Search code examples
javascriptreactjsreact-hookswebsocketmqtt.js

How to connect to Websocket server with a config that comes from an api?


I'm trying to connect to a websocket server in react but I have to get the connection config from an api. I can't find the right pattern to do that.

I need to:

  1. Get the config from the api using react-query
  2. Create a client when the config is available
  3. Save the client in a state
  4. Update the client when the config changes
  5. Disconnect from the client on unmount

I'm using MQTT.js here because I want to connect to a mqtt broker, but it's the same thing as websockets.
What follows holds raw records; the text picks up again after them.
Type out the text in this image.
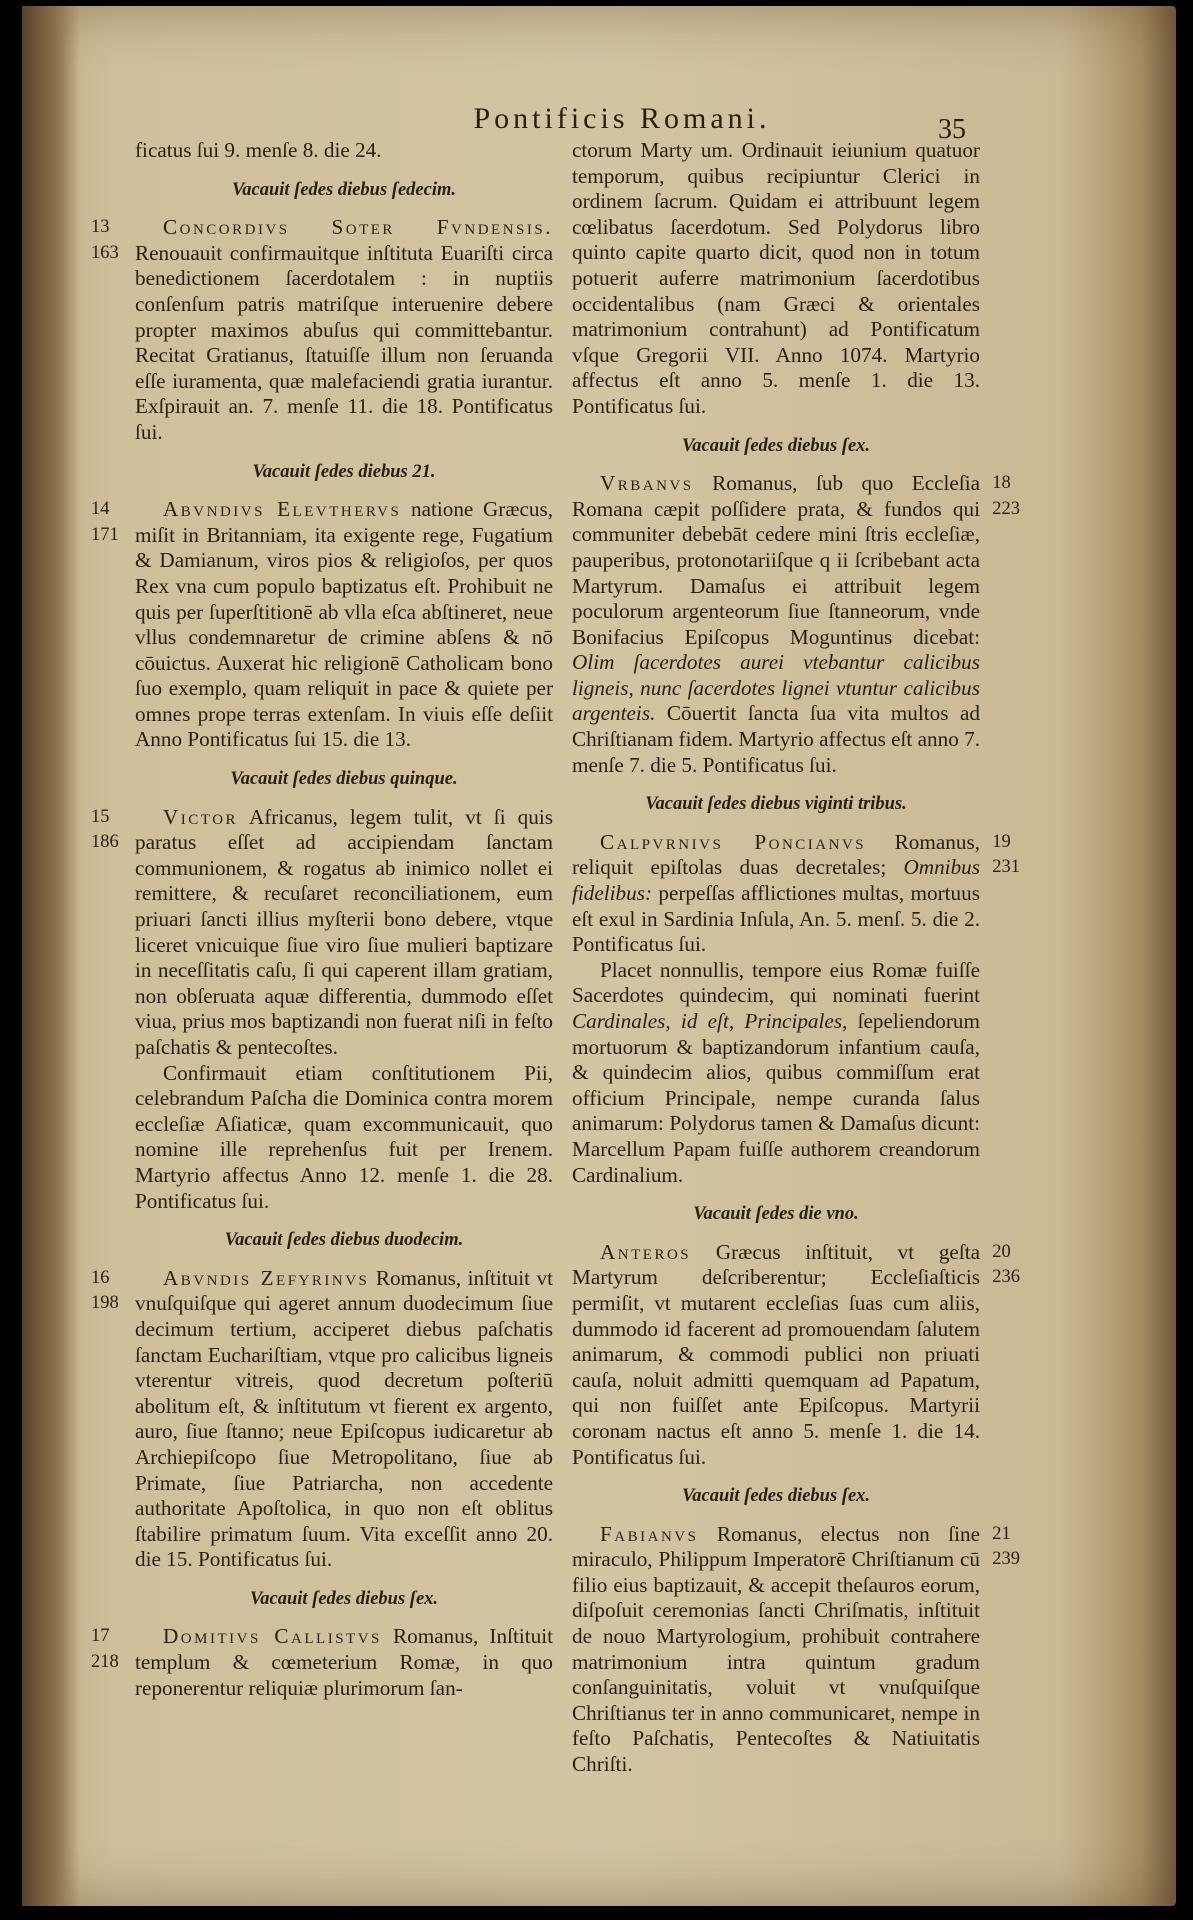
Pontificis Romani.	35

ficatus ſui 9. menſe 8. die 24.

Vacauit ſedes diebus ſedecim.

13
163

Concordivs Soter Fvndensis. Renouauit confirmauitque inſtituta Euariſti circa benedictionem ſacerdotalem : in nuptiis conſenſum patris matriſque interuenire debere propter maximos abuſus qui committebantur. Recitat Gratianus, ſtatuiſſe illum non ſeruanda eſſe iuramenta, quæ malefaciendi gratia iurantur. Exſpirauit an. 7. menſe 11. die 18. Pontificatus ſui.

Vacauit ſedes diebus 21.

14
171

Abvndivs Elevthervs natione Græcus, miſit in Britanniam, ita exigente rege, Fugatium & Damianum, viros pios & religioſos, per quos Rex vna cum populo baptizatus eſt. Prohibuit ne quis per ſuperſtitionē ab vlla eſca abſtineret, neue vllus condemnaretur de crimine abſens & nō cōuictus. Auxerat hic religionē Catholicam bono ſuo exemplo, quam reliquit in pace & quiete per omnes prope terras extenſam. In viuis eſſe deſiit Anno Pontificatus ſui 15. die 13.

Vacauit ſedes diebus quinque.

15
186

Victor Africanus, legem tulit, vt ſi quis paratus eſſet ad accipiendam ſanctam communionem, & rogatus ab inimico nollet ei remittere, & recuſaret reconciliationem, eum priuari ſancti illius myſterii bono debere, vtque liceret vnicuique ſiue viro ſiue mulieri baptizare in neceſſitatis caſu, ſi qui caperent illam gratiam, non obſeruata aquæ differentia, dummodo eſſet viua, prius mos baptizandi non fuerat niſi in feſto paſchatis & pentecoſtes.

Confirmauit etiam conſtitutionem Pii, celebrandum Paſcha die Dominica contra morem eccleſiæ Aſiaticæ, quam excommunicauit, quo nomine ille reprehenſus fuit per Irenem. Martyrio affectus Anno 12. menſe 1. die 28. Pontificatus ſui.

Vacauit ſedes diebus duodecim.

16
198

Abvndis Zefyrinvs Romanus, inſtituit vt vnuſquiſque qui ageret annum duodecimum ſiue decimum tertium, acciperet diebus paſchatis ſanctam Euchariſtiam, vtque pro calicibus ligneis vterentur vitreis, quod decretum poſteriū abolitum eſt, & inſtitutum vt fierent ex argento, auro, ſiue ſtanno; neue Epiſcopus iudicaretur ab Archiepiſcopo ſiue Metropolitano, ſiue ab Primate, ſiue Patriarcha, non accedente authoritate Apoſtolica, in quo non eſt oblitus ſtabilire primatum ſuum. Vita exceſſit anno 20. die 15. Pontificatus ſui.

Vacauit ſedes diebus ſex.

17
218

Domitivs Callistvs Romanus, Inſtituit templum & cœmeterium Romæ, in quo reponerentur reliquiæ plurimorum ſan-

ctorum Marty um. Ordinauit ieiunium quatuor temporum, quibus recipiuntur Clerici in ordinem ſacrum. Quidam ei attribuunt legem cœlibatus ſacerdotum. Sed Polydorus libro quinto capite quarto dicit, quod non in totum potuerit auferre matrimonium ſacerdotibus occidentalibus (nam Græci & orientales matrimonium contrahunt) ad Pontificatum vſque Gregorii VII. Anno 1074. Martyrio affectus eſt anno 5. menſe 1. die 13. Pontificatus ſui.

Vacauit ſedes diebus ſex.

18
223

Vrbanvs Romanus, ſub quo Eccleſia Romana cæpit poſſidere prata, & fundos qui communiter debebāt cedere mini ſtris eccleſiæ, pauperibus, protonotariiſque q ii ſcribebant acta Martyrum. Damaſus ei attribuit legem poculorum argenteorum ſiue ſtanneorum, vnde Bonifacius Epiſcopus Moguntinus dicebat: Olim ſacerdotes aurei vtebantur calicibus ligneis, nunc ſacerdotes lignei vtuntur calicibus argenteis. Cōuertit ſancta ſua vita multos ad Chriſtianam fidem. Martyrio affectus eſt anno 7. menſe 7. die 5. Pontificatus ſui.

Vacauit ſedes diebus viginti tribus.

19
231

Calpvrnivs Poncianvs Romanus, reliquit epiſtolas duas decretales; Omnibus fidelibus: perpeſſas afflictiones multas, mortuus eſt exul in Sardinia Inſula, An. 5. menſ. 5. die 2. Pontificatus ſui.

Placet nonnullis, tempore eius Romæ fuiſſe Sacerdotes quindecim, qui nominati fuerint Cardinales, id eſt, Principales, ſepeliendorum mortuorum & baptizandorum infantium cauſa, & quindecim alios, quibus commiſſum erat officium Principale, nempe curanda ſalus animarum: Polydorus tamen & Damaſus dicunt: Marcellum Papam fuiſſe authorem creandorum Cardinalium.

Vacauit ſedes die vno.

20
236

Anteros Græcus inſtituit, vt geſta Martyrum deſcriberentur; Eccleſiaſticis permiſit, vt mutarent eccleſias ſuas cum aliis, dummodo id facerent ad promouendam ſalutem animarum, & commodi publici non priuati cauſa, noluit admitti quemquam ad Papatum, qui non fuiſſet ante Epiſcopus. Martyrii coronam nactus eſt anno 5. menſe 1. die 14. Pontificatus ſui.

Vacauit ſedes diebus ſex.

21
239

Fabianvs Romanus, electus non ſine miraculo, Philippum Imperatorē Chriſtianum cū filio eius baptizauit, & accepit theſauros eorum, diſpoſuit ceremonias ſancti Chriſmatis, inſtituit de nouo Martyrologium, prohibuit contrahere matrimonium intra quintum gradum conſanguinitatis, voluit vt vnuſquiſque Chriſtianus ter in anno communicaret, nempe in feſto Paſchatis, Pentecoſtes & Natiuitatis Chriſti.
I just want to find the right pattern

Here is some of my attempts:

import mqtt from "mqtt"

export function useMqttClient() {
  const [client, setClient] = useState();

  const { data: config } = useQuery(/* ... */);
  
  useEffect(() => {
    if(config && !client) {
      setClient(mqtt.connect(config))
    }
  }, [config, client])
  
  // ...
}

The problem with this approach is that it doesn't end the connection (client.end()) when the component that uses useMqttClient unmounts. As the result, it tries to reconnect with the same config when the user navigates back to the same page and that's a problem for us. Also it doesn't update the client when config changes.

import mqtt from "mqtt"

export function useMqttClient() {
  const [client, setClient] = useState();

  const { data: config } = useQuery(/* ... */);
  
  useEffect(() => {
    if(config && !client?.connected) {
      setClient(mqtt.connect(config))
    }
    return () => client?.end()
  }, [config, client])
  
  // ...
}

This time I end the connection in the cleanup function but I end up in an infinite loop. client is an instance of a class and config is an object so both of them could cause the infinite loop. But I don't know how to stop it.


Solution

  • Your code example looks like the right pattern to me. It's just got the infinite loop you mentioned. If we resolve the infinite loop you ought to have something close to what you need:

    import mqtt from "mqtt"
    
    export function useMqttClient() {
      const [client, setClient] = useState();
    
      const { data: config } = useQuery(/* ... */);
      
      useEffect(() => {
        if(!config) return;
        const newClient = mqtt.connect(config);
        setClient(newClient);
        return () => newClient.end();
      }, [config]);
      
      // ...
    }
    

    I've eliminated the need for client to be a dependency of the effect hook. As a rule of thumb a useState's dispatch should never be called in a useEffect callback whose deps include the state which is why usually your linter automatically points it out as a potential infinite loop.